Caso eu não tenha me expressado claramente, senhora Schwarz, para que mesmo você veja a história alemã como ela realmente aconteceu, e no futuro você venha ainda a atuar como costumeira pichadora (Nestbeschmutzerin), então eu lhe peço finalmente para meditar sobre a seguinte citação de Churchill, publicado no final da Primeira Guerra Mundial pelo jornal londrino “The Times”, em maio de 1919, o qual não deixa dúvidas pela sua clareza e verdade, uma citação de um político que consegue mostrar a qualquer um quem foi o verdadeiro culpado (também) pela Segunda Guerra Mundial, a “Segunda Guerra de 30 anos” em solo europeu:
“Caso a Alemanha volte a negociar nos próximos 50 anos, então nós fizemos essa guerra em vão”.

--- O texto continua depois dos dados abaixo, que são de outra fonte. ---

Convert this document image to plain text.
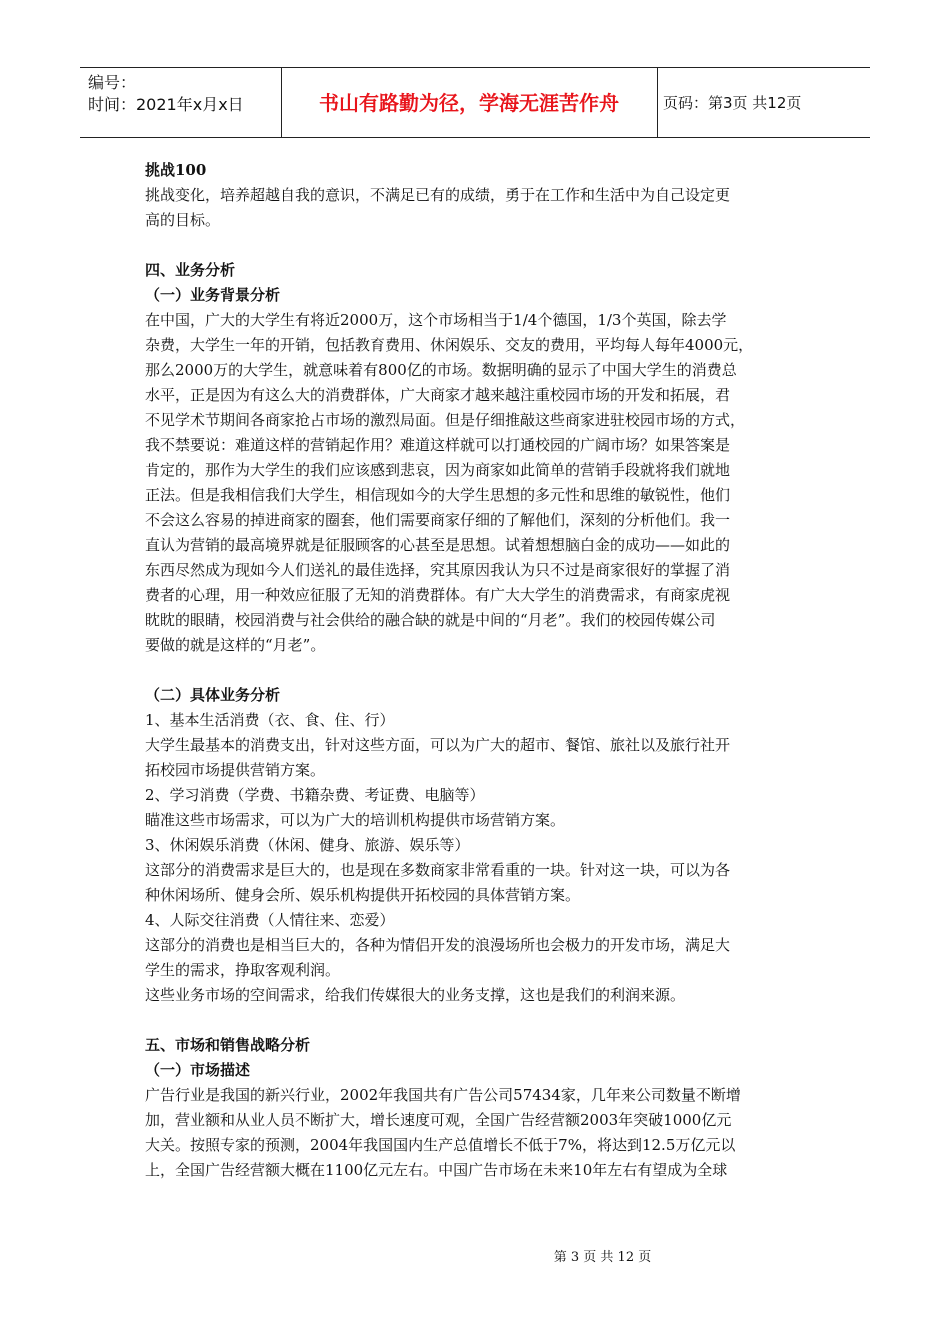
编号：
时间：2021年x月x日	书山有路勤为径，学海无涯苦作舟	页码：第3页 共12页

挑战100

挑战变化，培养超越自我的意识，不满足已有的成绩，勇于在工作和生活中为自己设定更

高的目标。

四、业务分析

（一）业务背景分析

在中国，广大的大学生有将近2000万，这个市场相当于1/4个德国，1/3个英国，除去学

杂费，大学生一年的开销，包括教育费用、休闲娱乐、交友的费用，平均每人每年4000元，

那么2000万的大学生，就意味着有800亿的市场。数据明确的显示了中国大学生的消费总

水平，正是因为有这么大的消费群体，广大商家才越来越注重校园市场的开发和拓展，君

不见学术节期间各商家抢占市场的激烈局面。但是仔细推敲这些商家进驻校园市场的方式，

我不禁要说：难道这样的营销起作用？难道这样就可以打通校园的广阔市场？如果答案是

肯定的，那作为大学生的我们应该感到悲哀，因为商家如此简单的营销手段就将我们就地

正法。但是我相信我们大学生，相信现如今的大学生思想的多元性和思维的敏锐性，他们

不会这么容易的掉进商家的圈套，他们需要商家仔细的了解他们，深刻的分析他们。我一

直认为营销的最高境界就是征服顾客的心甚至是思想。试着想想脑白金的成功——如此的

东西尽然成为现如今人们送礼的最佳选择，究其原因我认为只不过是商家很好的掌握了消

费者的心理，用一种效应征服了无知的消费群体。有广大大学生的消费需求，有商家虎视

眈眈的眼睛，校园消费与社会供给的融合缺的就是中间的“月老”。我们的校园传媒公司

要做的就是这样的“月老”。

（二）具体业务分析

1、基本生活消费（衣、食、住、行）

大学生最基本的消费支出，针对这些方面，可以为广大的超市、餐馆、旅社以及旅行社开

拓校园市场提供营销方案。

2、学习消费（学费、书籍杂费、考证费、电脑等）

瞄准这些市场需求，可以为广大的培训机构提供市场营销方案。

3、休闲娱乐消费（休闲、健身、旅游、娱乐等）

这部分的消费需求是巨大的，也是现在多数商家非常看重的一块。针对这一块，可以为各

种休闲场所、健身会所、娱乐机构提供开拓校园的具体营销方案。

4、人际交往消费（人情往来、恋爱）

这部分的消费也是相当巨大的，各种为情侣开发的浪漫场所也会极力的开发市场，满足大

学生的需求，挣取客观利润。

这些业务市场的空间需求，给我们传媒很大的业务支撑，这也是我们的利润来源。

五、市场和销售战略分析

（一）市场描述

广告行业是我国的新兴行业，2002年我国共有广告公司57434家，几年来公司数量不断增

加，营业额和从业人员不断扩大，增长速度可观，全国广告经营额2003年突破1000亿元

大关。按照专家的预测，2004年我国国内生产总值增长不低于7%，将达到12.5万亿元以

上，全国广告经营额大概在1100亿元左右。中国广告市场在未来10年左右有望成为全球

第 3 页 共 12 页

E como nós, apesar do saque da República de Weimar com ajuda do Ditado de Versailles, começamos novamente a participar do comércio mundial durante o Terceiro Reich e nos tornamos um forte concorrente no mercado mundial para a Inglaterra, os salafrários do Themse se viram obrigados a arranjar novamente uma guerra contra a Alemanha. Nesta guerra imposta a nós em 1939 – sim, imposta, e eu participei dela , cara senhora Schwarz, do primeiro dia até o último (final de abril de 1945) e vivenciei conscientemente a República de Weimar e o Terceiro Reich, e onde estou na condição ainda, como uma das últimas testemunhas vivas, de avaliar tudo que deu errado na primeira república e, por outro lado no hostilizado Terceiro Reich, tudo que era melhor do que a atual República Federal da Alemanha, a qual muitos cidadãos denominam República das Bananas. Por isso, ninguém “abençoado por ter nascido depois” pode me acusar de algo. Apesar de toda a difamação, eu estou orgulhoso de minha pátria, que se chama Alemanha, e além disso, de ser alemão.

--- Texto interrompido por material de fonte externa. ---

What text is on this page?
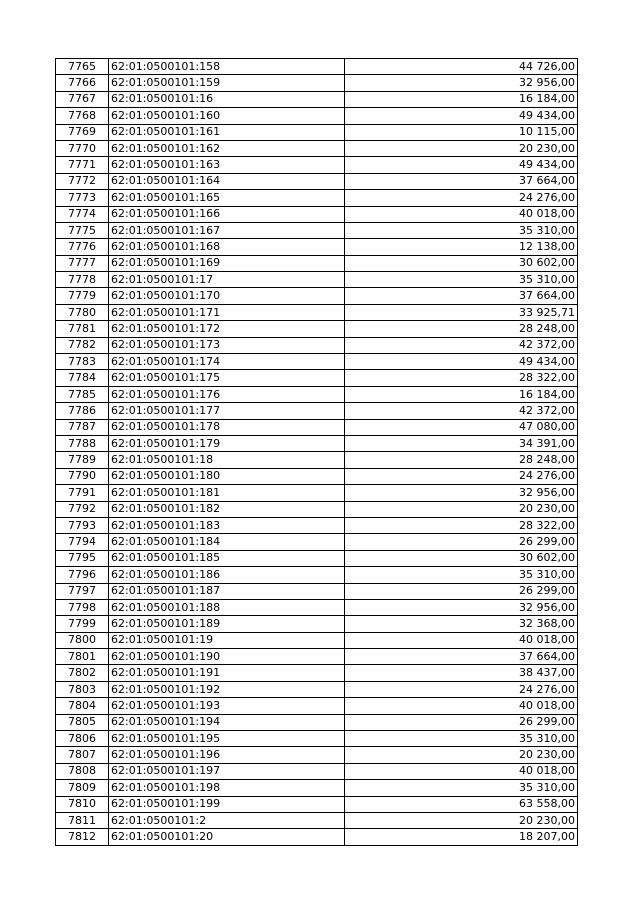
7765	62:01:0500101:158	44 726,00
7766	62:01:0500101:159	32 956,00
7767	62:01:0500101:16	16 184,00
7768	62:01:0500101:160	49 434,00
7769	62:01:0500101:161	10 115,00
7770	62:01:0500101:162	20 230,00
7771	62:01:0500101:163	49 434,00
7772	62:01:0500101:164	37 664,00
7773	62:01:0500101:165	24 276,00
7774	62:01:0500101:166	40 018,00
7775	62:01:0500101:167	35 310,00
7776	62:01:0500101:168	12 138,00
7777	62:01:0500101:169	30 602,00
7778	62:01:0500101:17	35 310,00
7779	62:01:0500101:170	37 664,00
7780	62:01:0500101:171	33 925,71
7781	62:01:0500101:172	28 248,00
7782	62:01:0500101:173	42 372,00
7783	62:01:0500101:174	49 434,00
7784	62:01:0500101:175	28 322,00
7785	62:01:0500101:176	16 184,00
7786	62:01:0500101:177	42 372,00
7787	62:01:0500101:178	47 080,00
7788	62:01:0500101:179	34 391,00
7789	62:01:0500101:18	28 248,00
7790	62:01:0500101:180	24 276,00
7791	62:01:0500101:181	32 956,00
7792	62:01:0500101:182	20 230,00
7793	62:01:0500101:183	28 322,00
7794	62:01:0500101:184	26 299,00
7795	62:01:0500101:185	30 602,00
7796	62:01:0500101:186	35 310,00
7797	62:01:0500101:187	26 299,00
7798	62:01:0500101:188	32 956,00
7799	62:01:0500101:189	32 368,00
7800	62:01:0500101:19	40 018,00
7801	62:01:0500101:190	37 664,00
7802	62:01:0500101:191	38 437,00
7803	62:01:0500101:192	24 276,00
7804	62:01:0500101:193	40 018,00
7805	62:01:0500101:194	26 299,00
7806	62:01:0500101:195	35 310,00
7807	62:01:0500101:196	20 230,00
7808	62:01:0500101:197	40 018,00
7809	62:01:0500101:198	35 310,00
7810	62:01:0500101:199	63 558,00
7811	62:01:0500101:2	20 230,00
7812	62:01:0500101:20	18 207,00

Por isso eu protesto pela Alemanha, não porque foi vencida, esfacelada e despojada de poder. Eu protesto pela Alemanha, porque foi abandonada, está insegura e atrapalhada, sua alma traída. Eu protesto pela Alemanha, porque esquece sua origem, daquela Alemanha, onde tradição era agradecida e fazia parte de uma herança protegida, onde a palavra era palavra, direito ainda era direito, fidelidade fidelidade, traição traição, e vergonha vergonha. Onde se reconhecia uma ovelha negra, mas havia força e coragem para sobrepô-la. Onde corrupção e oportunismo eram condenados. Onde o dever falava mais alto que o prazer e pobreza ou riqueza não eram medidas de valor. Onde ainda não foi perguntado: produzir é correto?, mas sim onde produzir pesava mais que prestígio e “mais ser, ao invés de parecer” era o lema da elite. Onde valia viver de tal forma, que servisse de exemplo. Onde ser alemão era uma honra para o ocidente e mundo afora. Onde só havia uma Alemanha. Onde lar e pátria não eram vocábulos estranhos, mas sim valores inestimáveis. Onde o caráter pesava mais que ser membro do partido. Onde confiança e sinceridade eram sinônimos infalsificáveis de ser alemão. Onde a célula mater da nação, a família, era sagrada e o bom casamento era exemplo e não motivo de chacota. Onde pedir conselhos aos mais velhos era natural. Eu protesto pela Alemanha, onde poesia e literatura eram a chama da alma, e não a politicalha. Onde não havia vergonha de dizer poesia alemã, pois um ou outro poderiam achar aqui algo restaurador. Eu protesto não por uma nação produto da ficção, sonhada ou que nunca existiu, mas sim por uma que eu vivi, uma nação – ora mais fraca, ora mais forte – no Império, na República de Weimar e também no Terceiro Reich, e que existiu depois. E que agora, pouco a pouco, um ano após o outro, desaparece.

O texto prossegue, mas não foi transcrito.